Kini Bob sudah tidak tahan lagi. "Justru itulah yang dari tadi hendak
kukatakan, Mr. Grant!" katanya dengan cepat. "Tidak ada lagi yang
menempati rumah itu, jika masih berdiri. Dan kalau masih pun, takkan
lama lagi!"
Ia buru-buru menjelaskan, sementara semua memandangnya dengan
heran.
"Tadi ketika aku kembali ke perpustakaan untuk mengambil jaket, aku
mendengar seorang wanita bercerita pada pengurus perpustakaan 
bahwa ia harus keluar dari rumahnya di Maple Street, dan merasa sulit
untuk mencari tempat kediaman baru yang cocok.

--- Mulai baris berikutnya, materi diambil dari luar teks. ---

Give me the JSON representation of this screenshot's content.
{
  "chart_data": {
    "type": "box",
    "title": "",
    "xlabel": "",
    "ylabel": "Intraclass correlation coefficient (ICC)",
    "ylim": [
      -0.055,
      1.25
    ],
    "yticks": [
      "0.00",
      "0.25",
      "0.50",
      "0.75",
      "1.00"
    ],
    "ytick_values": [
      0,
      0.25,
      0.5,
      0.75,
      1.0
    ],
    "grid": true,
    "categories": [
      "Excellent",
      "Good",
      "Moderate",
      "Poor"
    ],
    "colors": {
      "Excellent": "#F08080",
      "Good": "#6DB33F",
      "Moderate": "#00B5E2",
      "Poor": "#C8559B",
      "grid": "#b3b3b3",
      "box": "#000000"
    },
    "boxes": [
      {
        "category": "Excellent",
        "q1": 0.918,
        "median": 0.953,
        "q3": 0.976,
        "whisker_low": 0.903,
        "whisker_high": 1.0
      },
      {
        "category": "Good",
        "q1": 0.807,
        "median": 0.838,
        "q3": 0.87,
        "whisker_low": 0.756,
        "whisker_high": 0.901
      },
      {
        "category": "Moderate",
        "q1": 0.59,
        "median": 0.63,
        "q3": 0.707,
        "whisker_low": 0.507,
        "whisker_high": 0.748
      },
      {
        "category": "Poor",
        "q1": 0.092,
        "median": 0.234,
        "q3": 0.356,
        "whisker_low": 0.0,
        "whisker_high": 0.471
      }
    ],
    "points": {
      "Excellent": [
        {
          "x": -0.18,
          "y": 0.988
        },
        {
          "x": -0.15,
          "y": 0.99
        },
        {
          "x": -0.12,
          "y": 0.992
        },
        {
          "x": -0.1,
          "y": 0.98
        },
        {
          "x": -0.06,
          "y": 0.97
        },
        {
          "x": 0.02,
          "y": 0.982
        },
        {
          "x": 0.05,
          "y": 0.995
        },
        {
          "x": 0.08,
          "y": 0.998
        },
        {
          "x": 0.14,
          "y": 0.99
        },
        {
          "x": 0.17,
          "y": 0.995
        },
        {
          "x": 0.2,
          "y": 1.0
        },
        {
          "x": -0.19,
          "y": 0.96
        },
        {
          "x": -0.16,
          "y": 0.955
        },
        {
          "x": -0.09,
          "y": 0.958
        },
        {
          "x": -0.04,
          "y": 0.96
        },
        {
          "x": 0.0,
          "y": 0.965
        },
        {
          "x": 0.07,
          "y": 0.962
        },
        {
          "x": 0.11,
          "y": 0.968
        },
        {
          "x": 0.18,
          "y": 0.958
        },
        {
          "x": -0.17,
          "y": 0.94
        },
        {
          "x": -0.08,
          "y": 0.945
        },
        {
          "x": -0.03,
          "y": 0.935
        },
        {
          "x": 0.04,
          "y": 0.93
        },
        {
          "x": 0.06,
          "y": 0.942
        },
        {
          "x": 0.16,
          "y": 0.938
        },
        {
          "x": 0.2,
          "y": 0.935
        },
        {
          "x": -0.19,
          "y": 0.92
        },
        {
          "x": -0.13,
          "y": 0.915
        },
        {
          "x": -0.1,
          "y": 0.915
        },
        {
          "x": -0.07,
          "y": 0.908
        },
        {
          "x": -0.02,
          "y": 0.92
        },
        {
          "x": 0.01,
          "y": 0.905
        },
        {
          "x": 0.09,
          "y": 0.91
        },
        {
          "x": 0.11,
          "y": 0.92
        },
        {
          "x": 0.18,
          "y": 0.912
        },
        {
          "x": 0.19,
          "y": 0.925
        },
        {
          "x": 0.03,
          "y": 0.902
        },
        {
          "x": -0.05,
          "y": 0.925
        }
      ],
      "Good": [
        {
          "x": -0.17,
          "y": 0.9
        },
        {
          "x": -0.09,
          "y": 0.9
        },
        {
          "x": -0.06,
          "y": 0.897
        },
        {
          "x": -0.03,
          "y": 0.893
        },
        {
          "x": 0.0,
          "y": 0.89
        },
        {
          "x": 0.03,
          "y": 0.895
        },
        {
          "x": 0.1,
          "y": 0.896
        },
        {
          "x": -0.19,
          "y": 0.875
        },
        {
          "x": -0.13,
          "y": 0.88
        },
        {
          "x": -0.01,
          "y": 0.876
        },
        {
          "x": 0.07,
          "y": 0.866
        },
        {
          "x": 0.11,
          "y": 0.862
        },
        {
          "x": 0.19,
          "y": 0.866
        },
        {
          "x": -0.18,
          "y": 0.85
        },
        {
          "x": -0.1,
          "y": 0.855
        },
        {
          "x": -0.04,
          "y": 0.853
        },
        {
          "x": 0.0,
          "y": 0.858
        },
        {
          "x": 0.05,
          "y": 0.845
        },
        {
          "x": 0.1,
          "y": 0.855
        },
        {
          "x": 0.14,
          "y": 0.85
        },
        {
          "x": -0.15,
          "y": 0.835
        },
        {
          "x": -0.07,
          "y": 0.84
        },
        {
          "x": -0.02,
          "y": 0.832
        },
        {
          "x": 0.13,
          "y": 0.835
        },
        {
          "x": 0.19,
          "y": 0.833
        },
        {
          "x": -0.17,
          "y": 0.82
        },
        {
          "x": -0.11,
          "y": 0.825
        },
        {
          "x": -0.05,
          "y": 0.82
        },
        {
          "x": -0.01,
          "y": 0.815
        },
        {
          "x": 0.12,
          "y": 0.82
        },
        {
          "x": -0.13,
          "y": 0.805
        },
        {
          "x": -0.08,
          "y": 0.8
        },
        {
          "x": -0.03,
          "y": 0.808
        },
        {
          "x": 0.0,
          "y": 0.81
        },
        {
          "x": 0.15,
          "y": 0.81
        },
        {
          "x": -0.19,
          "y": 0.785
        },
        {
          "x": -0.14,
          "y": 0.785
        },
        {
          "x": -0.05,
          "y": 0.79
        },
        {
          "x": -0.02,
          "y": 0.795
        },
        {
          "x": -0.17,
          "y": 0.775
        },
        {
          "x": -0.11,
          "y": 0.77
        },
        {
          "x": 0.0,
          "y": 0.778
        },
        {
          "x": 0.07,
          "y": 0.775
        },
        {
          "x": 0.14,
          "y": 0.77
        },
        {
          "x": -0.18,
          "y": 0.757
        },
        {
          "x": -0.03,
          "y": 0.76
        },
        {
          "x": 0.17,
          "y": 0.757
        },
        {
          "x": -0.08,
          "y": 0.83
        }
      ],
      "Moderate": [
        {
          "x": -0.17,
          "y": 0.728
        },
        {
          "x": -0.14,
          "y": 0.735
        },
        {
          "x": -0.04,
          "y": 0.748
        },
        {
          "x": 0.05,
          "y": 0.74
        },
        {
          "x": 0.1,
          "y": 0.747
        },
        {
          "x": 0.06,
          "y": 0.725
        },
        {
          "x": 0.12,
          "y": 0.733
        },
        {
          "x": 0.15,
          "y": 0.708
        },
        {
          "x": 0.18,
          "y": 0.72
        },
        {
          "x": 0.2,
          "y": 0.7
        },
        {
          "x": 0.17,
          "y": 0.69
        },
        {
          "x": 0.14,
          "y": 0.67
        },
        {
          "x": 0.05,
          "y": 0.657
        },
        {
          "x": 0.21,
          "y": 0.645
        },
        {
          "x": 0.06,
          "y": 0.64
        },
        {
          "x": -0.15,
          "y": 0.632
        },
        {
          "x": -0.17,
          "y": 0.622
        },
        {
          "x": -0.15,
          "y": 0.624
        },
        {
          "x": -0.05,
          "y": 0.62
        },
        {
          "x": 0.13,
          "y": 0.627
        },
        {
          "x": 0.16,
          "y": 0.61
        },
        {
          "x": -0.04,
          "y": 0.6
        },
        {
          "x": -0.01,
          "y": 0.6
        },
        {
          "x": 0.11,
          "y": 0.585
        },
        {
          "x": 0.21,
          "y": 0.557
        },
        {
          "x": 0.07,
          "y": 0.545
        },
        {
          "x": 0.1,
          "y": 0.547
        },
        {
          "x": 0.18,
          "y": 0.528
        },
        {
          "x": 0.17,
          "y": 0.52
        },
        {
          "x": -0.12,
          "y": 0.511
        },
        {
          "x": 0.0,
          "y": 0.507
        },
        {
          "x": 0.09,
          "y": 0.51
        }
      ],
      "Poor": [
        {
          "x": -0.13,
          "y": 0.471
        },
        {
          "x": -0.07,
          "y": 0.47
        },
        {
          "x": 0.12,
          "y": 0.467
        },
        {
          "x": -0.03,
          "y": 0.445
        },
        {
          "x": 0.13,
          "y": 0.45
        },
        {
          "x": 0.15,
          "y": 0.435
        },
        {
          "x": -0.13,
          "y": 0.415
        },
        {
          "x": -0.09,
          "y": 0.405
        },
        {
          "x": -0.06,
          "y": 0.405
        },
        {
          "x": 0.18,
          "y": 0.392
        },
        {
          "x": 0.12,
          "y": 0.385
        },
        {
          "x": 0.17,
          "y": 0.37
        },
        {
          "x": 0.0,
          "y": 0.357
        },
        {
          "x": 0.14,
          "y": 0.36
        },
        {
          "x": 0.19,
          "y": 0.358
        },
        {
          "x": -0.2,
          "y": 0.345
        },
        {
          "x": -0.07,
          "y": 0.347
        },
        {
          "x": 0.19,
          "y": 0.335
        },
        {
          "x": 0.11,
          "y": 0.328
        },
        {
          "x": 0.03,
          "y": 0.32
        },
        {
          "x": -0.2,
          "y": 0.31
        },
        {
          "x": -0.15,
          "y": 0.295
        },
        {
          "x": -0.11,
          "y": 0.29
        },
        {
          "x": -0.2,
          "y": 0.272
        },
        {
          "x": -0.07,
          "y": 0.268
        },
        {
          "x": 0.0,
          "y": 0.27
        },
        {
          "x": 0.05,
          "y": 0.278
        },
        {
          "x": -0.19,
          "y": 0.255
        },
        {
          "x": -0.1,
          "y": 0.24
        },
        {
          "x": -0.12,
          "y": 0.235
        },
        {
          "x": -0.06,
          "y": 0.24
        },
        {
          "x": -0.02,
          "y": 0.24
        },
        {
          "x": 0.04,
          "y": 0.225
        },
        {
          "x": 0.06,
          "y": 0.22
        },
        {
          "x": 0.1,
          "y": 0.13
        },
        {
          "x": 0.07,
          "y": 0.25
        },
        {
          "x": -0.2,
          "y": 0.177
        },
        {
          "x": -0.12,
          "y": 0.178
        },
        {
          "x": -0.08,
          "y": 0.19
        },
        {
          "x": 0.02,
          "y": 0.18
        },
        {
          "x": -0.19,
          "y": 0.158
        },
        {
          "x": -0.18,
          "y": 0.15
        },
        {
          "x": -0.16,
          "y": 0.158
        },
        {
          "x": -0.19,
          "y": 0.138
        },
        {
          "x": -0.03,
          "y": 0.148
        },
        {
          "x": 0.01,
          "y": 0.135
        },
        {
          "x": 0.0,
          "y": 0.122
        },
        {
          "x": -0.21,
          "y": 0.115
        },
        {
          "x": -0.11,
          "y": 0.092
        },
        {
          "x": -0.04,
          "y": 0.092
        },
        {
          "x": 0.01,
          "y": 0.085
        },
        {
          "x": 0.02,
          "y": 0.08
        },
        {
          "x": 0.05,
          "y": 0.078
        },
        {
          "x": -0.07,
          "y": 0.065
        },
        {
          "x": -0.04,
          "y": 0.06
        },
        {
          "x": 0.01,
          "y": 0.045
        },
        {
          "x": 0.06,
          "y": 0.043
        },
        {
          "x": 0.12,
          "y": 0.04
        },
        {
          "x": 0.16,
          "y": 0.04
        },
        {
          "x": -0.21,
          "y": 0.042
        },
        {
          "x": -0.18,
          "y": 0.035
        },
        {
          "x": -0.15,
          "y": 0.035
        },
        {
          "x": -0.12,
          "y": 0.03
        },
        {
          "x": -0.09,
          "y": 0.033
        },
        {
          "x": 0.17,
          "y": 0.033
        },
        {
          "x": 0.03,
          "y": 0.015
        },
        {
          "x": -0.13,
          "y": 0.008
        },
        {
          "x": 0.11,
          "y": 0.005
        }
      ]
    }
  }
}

Akhirnya ia pindah
kemari, ke Rocky Beach. Ketika kemudian aku bertanya mengenainya
pada pengurus perpustakaan, ia mengatakan bahwa ada berita mengenai
hal itu di koran, minggu lalu. Aku cepat-cepat mencarinya dalam surat
kabar yang ada di perpustakaan. Lalu kucari surat kabar itu di rumah,
dan kugunting beritanya. Ini dia!"
PENGGUSURAN PERUMAHAN DIMULAI UNTUK MEMBANGUN
JALAN BEBAS HAMBATAN BARU
Disodorkannya guntingan koran yang terlipat pada Jupiter. Jupiter
membukanya, lalu cepat-cepat membaca berita itu bersama Pete dan
Mr. Grant.
"Lebih dari 300 rumah, di antaranya ada yang masih baru dan bagus,
kini nampak kosong dan sunyi ditinggalkan penghuninya, seakan-akan
pasrah menunggu nasib digusur traktor. Tidak lama lagi rumah-rumah
itu hanya akan tinggal kenang-kenangan saja bagi mereka yang selama
ini menjadi penghuni di situ, yang terpaksa pindah karena harus
mengalah terhadap proyek pembangunan jalan bebas hambatan baru
yang akan dibangun melewati lokasi itu. Deretan rumah-rumah sepanjang
lima belas blok yang selama ini dikenal dengan nama Maple Street akan
lenyap, digantikan jalan bebas hambatan berjalur enam yang
pembangunannya dimaksudkan untuk memperlancar lalu-lintas kendaraan
yang semakin memadati kota Los Angeles. Bukan hanya Maple Street
saja yang terkena kebijaksanaan ini, karena rumah-rumah di sekitar
situ, di jalan-jalan yang berpotongan dengannya, juga akan ikut digusur.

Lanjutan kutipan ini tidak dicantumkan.